An 18-month-long long investigation has revealed that the US-led coalition killed more than 1,600 civilians during its campaign to capture the Syrian city of Raqqa, rights watchdog Amnesty International said in a press release on Thursday.
The investigation, conducted by Amnesty and Airwars, “gives a brutally vivid account of more than 1,600 civilian lives lost as a direct result of thousands of US, UK and French air strikes and tens of thousands of US artillery strikes in the Coalition’s military campaign in Raqqa from June to October 2017,” the release said.
The two groups said their investigation documented incidents that amount to violations of international humanitarian law. They also called on the coalition to compensate families and fully investigate what went wrong in Raqqa to avoid repeating the same mistakes in any future military operations.

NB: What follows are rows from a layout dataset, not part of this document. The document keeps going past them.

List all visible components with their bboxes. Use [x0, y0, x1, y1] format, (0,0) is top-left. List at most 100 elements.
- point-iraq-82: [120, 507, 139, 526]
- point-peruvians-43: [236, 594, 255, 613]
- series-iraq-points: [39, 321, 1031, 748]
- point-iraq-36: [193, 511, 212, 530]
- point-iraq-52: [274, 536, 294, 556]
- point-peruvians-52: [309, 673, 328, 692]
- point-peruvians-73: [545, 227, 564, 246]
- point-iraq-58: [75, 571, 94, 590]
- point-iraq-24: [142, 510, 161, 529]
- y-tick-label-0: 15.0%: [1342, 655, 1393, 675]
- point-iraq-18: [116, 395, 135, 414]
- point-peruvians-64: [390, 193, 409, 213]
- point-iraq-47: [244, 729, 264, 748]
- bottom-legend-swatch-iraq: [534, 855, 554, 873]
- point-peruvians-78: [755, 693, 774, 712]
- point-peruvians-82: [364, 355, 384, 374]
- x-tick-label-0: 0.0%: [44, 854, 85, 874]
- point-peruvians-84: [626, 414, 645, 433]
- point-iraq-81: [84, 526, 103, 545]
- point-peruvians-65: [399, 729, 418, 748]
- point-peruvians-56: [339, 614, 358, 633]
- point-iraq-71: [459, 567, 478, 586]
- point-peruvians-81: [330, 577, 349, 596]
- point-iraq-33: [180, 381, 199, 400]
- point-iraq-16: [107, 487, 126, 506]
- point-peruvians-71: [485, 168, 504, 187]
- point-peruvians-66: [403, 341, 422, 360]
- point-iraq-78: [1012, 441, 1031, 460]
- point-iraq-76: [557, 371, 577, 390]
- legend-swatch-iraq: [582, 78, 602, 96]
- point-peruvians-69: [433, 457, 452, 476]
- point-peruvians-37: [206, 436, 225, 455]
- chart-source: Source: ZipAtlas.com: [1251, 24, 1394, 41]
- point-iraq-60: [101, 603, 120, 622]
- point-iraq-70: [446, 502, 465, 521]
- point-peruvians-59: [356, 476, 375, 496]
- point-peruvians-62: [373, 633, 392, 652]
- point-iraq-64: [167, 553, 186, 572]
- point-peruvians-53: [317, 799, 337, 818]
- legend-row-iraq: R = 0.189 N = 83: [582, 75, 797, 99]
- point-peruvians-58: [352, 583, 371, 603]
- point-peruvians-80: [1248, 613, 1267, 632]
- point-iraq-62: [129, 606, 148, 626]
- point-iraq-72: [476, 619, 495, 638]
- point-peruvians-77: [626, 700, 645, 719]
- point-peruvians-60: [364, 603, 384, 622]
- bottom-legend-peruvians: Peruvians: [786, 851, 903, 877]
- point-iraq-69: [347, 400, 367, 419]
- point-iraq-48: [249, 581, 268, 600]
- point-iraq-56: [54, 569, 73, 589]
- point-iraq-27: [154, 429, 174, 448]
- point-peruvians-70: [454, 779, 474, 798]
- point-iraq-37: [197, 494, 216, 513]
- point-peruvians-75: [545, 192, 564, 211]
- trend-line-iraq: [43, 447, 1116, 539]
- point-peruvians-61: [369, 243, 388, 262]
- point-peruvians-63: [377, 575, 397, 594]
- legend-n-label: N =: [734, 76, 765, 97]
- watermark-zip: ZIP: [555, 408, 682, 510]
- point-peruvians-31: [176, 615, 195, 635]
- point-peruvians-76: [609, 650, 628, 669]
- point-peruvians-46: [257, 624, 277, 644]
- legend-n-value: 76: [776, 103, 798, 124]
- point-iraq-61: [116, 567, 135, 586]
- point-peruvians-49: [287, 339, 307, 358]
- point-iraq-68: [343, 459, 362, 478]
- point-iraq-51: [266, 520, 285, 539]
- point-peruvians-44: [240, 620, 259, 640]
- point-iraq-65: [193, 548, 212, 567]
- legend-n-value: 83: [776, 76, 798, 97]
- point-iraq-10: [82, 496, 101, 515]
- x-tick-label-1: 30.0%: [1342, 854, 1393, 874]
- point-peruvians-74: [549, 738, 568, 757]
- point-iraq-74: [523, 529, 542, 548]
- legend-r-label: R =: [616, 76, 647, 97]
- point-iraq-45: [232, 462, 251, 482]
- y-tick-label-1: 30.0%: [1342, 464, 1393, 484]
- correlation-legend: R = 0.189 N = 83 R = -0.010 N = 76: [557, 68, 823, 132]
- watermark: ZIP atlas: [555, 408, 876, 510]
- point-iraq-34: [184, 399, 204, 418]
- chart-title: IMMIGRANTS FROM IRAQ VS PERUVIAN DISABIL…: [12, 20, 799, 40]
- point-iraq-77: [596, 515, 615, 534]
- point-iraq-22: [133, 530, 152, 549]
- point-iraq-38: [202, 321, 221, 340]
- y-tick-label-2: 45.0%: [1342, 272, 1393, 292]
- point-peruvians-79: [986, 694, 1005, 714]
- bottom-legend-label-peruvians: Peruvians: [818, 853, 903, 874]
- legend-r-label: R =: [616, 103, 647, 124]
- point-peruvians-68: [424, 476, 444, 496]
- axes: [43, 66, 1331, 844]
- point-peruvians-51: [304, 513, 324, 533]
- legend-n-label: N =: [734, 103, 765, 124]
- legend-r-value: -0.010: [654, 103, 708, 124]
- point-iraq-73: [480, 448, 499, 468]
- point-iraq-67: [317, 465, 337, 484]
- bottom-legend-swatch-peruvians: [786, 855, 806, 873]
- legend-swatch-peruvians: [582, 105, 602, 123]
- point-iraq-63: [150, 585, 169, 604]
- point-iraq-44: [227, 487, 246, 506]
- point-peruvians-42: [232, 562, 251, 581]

In turn, Joint Task Force-Operation Inherent Resolve (JTF-OIR) said that US-led forces have killed at least 1,291 civilians while battling the Daesh terrorist group in Syria and Iraq over the last four and a half years.
The United States and its allies have been fighting Daesh* in Syria since 2014 without the approval of the Syrian government or a mandate from the UN Security Council.
The city of Raqqa first fell into the hands of Syrian opposition forces in 2013 and was then captured by the Daesh terrorist group, which declared the city its capital.
The military campaign to recapture Raqqa was launched in June 2016 by the Kurdish-led Syrian Democratic Forces (SDF) backed by the US-led coalition. The operation culminated in the 2017 Battle of Raqqa, which eventually allowed the SDF to gain control over the city.